Once the brine finds its way on to a vehicle, freezing and thawing help it penetrate seams and welds, he said.
Freezing and thawing allows condensation that carries the chemical to pull on spot welds and seams on body panels. The condensation gets behind welds and seams and slowly causes rust.
“The damage is microscopic, but that's how rust starts,” Fennell said. “Every time it gets wet, it accelerates.”
Car washes can't remove the brine from tight spaces and can worsen the problem by spreading the chemical around the vehicle, he said.
Most rust proofing products are made from paraffin and aren't effective, which led Fennell to apply something he learned from working on heavy equipment to make his own rust proofing and undercoating products.
“Things that are coated in grease and oil don't rust,” he said.
Fennell's products are made from oil and grease. He said they don't harden and crack and they penetrate the tight places where rust tends to start.

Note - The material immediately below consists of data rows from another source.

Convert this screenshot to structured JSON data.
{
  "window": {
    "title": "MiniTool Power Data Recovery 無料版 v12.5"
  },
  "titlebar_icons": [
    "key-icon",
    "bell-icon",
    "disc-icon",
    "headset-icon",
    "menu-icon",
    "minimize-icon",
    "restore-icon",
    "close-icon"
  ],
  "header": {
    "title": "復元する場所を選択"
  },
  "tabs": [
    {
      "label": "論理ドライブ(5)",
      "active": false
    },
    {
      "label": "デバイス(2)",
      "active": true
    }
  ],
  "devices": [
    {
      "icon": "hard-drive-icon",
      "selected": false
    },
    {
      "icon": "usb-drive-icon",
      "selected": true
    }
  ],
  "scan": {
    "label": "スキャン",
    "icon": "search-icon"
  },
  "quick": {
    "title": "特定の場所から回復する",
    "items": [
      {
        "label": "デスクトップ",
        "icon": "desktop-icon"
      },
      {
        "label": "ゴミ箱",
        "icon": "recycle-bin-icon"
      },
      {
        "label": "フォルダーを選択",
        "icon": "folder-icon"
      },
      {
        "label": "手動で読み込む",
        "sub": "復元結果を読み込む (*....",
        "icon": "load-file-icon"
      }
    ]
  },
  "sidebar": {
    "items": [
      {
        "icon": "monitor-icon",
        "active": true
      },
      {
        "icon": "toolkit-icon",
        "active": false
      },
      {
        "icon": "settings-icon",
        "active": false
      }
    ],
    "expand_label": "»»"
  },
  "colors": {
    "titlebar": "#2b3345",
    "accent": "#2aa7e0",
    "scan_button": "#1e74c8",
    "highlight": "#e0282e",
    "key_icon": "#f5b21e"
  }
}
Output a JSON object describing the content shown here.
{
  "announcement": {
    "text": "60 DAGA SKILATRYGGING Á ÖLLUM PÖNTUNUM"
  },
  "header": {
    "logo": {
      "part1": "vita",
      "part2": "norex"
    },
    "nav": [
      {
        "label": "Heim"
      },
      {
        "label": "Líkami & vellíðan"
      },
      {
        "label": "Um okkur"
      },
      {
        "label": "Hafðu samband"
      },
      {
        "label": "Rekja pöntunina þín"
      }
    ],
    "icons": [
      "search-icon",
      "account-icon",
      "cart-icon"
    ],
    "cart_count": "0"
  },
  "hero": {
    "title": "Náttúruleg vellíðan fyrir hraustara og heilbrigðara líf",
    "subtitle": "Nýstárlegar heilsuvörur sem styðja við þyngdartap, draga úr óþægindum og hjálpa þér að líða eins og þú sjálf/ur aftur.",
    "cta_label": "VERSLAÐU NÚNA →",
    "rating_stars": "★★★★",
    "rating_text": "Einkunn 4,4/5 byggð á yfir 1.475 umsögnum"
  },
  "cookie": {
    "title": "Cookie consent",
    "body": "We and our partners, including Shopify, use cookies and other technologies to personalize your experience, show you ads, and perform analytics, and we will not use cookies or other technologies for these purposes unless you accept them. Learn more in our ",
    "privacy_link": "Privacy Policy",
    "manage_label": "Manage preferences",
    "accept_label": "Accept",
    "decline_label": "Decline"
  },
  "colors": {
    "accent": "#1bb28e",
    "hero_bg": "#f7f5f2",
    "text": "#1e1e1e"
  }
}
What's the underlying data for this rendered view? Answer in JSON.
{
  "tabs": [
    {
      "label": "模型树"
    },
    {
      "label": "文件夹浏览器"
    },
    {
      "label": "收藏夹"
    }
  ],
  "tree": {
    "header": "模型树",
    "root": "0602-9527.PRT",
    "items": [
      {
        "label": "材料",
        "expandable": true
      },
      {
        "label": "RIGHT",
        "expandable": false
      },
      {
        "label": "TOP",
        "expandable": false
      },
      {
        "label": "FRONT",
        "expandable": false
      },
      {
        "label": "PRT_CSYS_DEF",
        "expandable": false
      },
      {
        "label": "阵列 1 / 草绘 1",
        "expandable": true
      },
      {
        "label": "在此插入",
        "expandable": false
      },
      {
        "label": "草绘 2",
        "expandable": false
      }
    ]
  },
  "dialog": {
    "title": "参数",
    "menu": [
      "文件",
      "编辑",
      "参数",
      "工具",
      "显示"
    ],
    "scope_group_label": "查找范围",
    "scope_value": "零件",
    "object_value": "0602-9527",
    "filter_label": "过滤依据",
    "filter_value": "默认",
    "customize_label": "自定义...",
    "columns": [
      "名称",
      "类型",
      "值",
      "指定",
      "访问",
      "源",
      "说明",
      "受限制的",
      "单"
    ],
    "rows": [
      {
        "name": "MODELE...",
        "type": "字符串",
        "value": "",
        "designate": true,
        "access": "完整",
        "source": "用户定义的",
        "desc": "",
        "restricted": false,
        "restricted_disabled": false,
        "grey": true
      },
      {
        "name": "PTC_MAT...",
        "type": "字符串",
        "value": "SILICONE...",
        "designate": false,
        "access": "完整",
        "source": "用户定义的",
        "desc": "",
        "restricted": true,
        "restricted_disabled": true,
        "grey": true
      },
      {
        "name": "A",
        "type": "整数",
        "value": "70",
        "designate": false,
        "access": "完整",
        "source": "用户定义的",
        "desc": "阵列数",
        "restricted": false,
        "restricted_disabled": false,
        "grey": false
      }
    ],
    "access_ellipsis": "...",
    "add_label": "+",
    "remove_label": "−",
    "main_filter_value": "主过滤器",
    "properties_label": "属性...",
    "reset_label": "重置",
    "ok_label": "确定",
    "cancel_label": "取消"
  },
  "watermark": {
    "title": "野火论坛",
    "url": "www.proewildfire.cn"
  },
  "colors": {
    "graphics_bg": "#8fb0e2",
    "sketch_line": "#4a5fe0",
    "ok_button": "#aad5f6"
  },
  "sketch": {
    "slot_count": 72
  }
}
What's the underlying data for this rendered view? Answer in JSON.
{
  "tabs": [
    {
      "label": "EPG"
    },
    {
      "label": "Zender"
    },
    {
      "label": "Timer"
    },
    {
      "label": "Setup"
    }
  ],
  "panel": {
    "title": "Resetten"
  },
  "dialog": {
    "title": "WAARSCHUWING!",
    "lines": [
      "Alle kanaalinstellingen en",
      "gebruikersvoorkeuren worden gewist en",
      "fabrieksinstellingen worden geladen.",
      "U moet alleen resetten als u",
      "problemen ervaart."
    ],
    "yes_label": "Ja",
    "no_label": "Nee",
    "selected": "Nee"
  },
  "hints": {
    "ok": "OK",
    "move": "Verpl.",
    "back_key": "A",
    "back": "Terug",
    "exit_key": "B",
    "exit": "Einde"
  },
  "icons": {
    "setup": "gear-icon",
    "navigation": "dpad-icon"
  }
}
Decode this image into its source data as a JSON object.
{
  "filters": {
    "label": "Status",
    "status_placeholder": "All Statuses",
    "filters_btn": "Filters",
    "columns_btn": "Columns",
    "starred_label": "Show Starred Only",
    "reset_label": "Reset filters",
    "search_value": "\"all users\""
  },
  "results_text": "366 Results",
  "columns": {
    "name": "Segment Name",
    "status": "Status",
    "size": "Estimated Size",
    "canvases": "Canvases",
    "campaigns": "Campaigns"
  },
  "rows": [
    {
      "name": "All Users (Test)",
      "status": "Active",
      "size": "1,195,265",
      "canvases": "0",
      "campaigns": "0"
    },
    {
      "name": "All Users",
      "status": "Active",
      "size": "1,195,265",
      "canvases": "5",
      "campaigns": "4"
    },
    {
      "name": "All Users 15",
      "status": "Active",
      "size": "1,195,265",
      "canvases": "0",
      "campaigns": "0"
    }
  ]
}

“The characteristics and effects we see from grease and oil for protection and coverage is the best I've ever seen,” Fennell said.
He said he applies the products, which are sold in stores, to all metal parts of the undercarriage and inside door panels. Those parts include brake lines and fuel lines.
“Brake lines didn't rust 40 years ago,” Fennell said.
Brine also cause pitting on alloy wheels, but their impact on aluminum body panels isn't known yet.
“Only time will tell,” Fennell said. “I do many aluminum bodies.”
He said he works on vehicles by washing and preparing them before applying his products.
“We can clean areas that can't be done at a car wash. It won't put back the metal that's gone, but it will slow it down and in some cases stop the rusting process on most vehicles,” Fennell said.
He said painting techniques at auto factories are much better now than they were in the past and that prevents a lot of body panel rusting problems.
However rust proofing isn't a priority for manufacturers because rust is not a major problem in most of the country, he said.